The problem with the pharmacist job market is that it's so saturated it's literally impossible to find a job in certain regions/states, even for applicants who have completed a residency and/or who have previous pharmacist work experience. For example, hospitals are receiving literally 40+ applications for pharmacist positions posted for hospitals in medium-sized cities (not even large metropolitan cities). So in other words, it's not necessarily a case of voluntarily choosing to pursue something else besides pharmacy -- it's moreso the case that many pharmacy school graduates will have no choice but to do so, simply because there aren't nearly enough jobs to accommodate the 15,000 - 16,000 graduates being pumped out by schools every year.
I wonder just how saturated the PA job market is? Whenever I do a job search on Indeed.com for PA jobs in large, desirable cities, it seems like there are at least 3-4 pages worth of job openings, but it could be the case that only experienced PA's are being considered for those positions.
It’s like that now? If it is, then I would suggest that no, it’s not that bad for PAs and NPs yet.
Physicians are still in demand, and are considered a good investment. Facilities can get a lot out of a doctor that is hired on staff. I’ve noticed that everyone really wants to hire doctors, they just would love them to be a cheaper option (as you would expect any employer to wish). The bottleneck is physician residency positions. So that helps keep salaries reasonably high, which is great because I think they put in enough time into their training to deserve a large piece of the pie.
PAs and NPs don’t really have quite the same bottleneck, and could end up like pharmacy because of that. As it is now, I think there are jobs for everyone looking, and certainly for everyone that is a good hire that networks properly. But where you used to see a greater ability to be picky, the market is forcing folks to look further off the beaten path to find jobs. What I haven’t seen yet is what you seemed to suggest, which is that there is a significant number of people forced to search outside of their chosen career role in order to find work. That’s pretty bad if that happens, and usually you don’t see that until wages have totally tanked. I think we are just at the phase where poor job candidates are being filtered out in favor of the ones folks think will do well.
I guess the concern for you is what the landscape will be like in 3 or 4 years when you would be hitting the job market. My gut says you’d find work, but the wages would be such that the debt you would have accrued would be unmanageable on the typical wages. Apart from outliers, I feel that pay is going down. Where I’ve seen other industries salaries heading up over time, I’m conversely seeing PAs and FNPs still excited to take jobs that pay $100,000, which essentially means that pay isn’t keeping up with inflation. $100,000 ten years ago is like $120,000 today. I recently read a few threads online where folks were flashing high new grad salaries around, and quite a few of us were perplexed by them, feeling they were outliers or wages based in uniquely high COL locales, which the mostly were. But $106,000 a year doesn’t go as far as it used to. I’ve seen PAs Try to make the case that few jobs are awesome enough to have 100,000 starting wages, and while that is true, I’d argue that there is a narrow range of pay that typical PAs and NPs operate in, which seems to be static year to year, and is within that $100k to $120k sweet spot, year after year.
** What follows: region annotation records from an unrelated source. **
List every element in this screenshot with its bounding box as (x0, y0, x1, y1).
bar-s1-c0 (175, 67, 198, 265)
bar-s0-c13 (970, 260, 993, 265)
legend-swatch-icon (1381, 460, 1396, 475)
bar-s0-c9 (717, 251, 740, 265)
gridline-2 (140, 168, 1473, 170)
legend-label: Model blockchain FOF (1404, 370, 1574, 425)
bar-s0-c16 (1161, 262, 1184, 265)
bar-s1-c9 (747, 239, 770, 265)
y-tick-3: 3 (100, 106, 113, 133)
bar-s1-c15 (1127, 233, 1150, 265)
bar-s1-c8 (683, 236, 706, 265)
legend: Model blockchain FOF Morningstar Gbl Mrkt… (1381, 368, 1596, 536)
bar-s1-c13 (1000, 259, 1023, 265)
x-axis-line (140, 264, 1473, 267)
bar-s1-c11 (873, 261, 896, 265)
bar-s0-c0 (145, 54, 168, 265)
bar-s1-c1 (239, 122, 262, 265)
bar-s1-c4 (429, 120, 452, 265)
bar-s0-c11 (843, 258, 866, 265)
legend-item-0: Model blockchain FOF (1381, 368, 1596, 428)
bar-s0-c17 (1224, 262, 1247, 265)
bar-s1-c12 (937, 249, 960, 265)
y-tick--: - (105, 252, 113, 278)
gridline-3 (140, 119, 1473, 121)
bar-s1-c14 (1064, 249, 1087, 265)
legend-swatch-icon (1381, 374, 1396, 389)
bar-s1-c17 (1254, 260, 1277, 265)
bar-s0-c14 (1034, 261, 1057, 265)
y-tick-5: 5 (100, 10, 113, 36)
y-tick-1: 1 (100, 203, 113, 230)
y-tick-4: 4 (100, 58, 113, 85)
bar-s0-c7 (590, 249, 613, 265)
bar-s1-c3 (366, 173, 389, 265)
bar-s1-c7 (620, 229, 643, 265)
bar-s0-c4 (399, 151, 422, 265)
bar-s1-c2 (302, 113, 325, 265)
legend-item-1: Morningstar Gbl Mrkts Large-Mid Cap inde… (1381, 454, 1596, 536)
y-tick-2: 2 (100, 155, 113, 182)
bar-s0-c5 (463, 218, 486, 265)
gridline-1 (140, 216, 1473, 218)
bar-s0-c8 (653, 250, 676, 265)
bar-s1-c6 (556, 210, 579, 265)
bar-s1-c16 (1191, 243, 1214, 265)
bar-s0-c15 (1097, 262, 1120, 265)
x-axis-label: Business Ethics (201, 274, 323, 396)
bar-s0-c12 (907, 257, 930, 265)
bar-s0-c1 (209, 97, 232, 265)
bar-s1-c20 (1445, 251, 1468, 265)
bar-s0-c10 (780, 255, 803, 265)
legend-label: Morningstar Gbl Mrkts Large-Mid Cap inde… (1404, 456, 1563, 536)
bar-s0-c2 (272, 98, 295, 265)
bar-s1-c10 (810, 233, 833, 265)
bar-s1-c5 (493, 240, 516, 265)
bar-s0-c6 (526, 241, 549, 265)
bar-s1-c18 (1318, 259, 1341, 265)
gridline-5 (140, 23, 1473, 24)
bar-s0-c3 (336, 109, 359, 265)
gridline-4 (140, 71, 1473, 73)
Meanwhile, I see jobs that aren’t as demanding creeping up, as well as demanding jobs as nurses, police officers, engineers, etc moving into that $100,000 range (or close enough to it that you have to wonder if expensive school is worth it). With inflation, raises, and improved productivity, you’d expect the PA that started at $90k to be making $130k ish plus at around ten years after starting, but I’m not seeing that. Salaries seem to have stayed the same, and the market has gotten tighter.
So anyway, stuff to consider. I think before I took my pharmacy degree to PA school and spent $100k on tuition, and $70k on living expenses for two years, and added that to my existing debt, I’d try pharmaceutical sales, or just about anything else. The alternative is becoming a PA and being forced to work in a fast-paced-but-lucrative job to pay off your debt, and that’s just another kind of bondage. Believe me, I know PAs and FNPs that make really good money for the field, and they are like a hamster on a wheel. They work overtime and are excited to make $180k, and it consumes them. I’d rather live on $110k and have a life outside of work.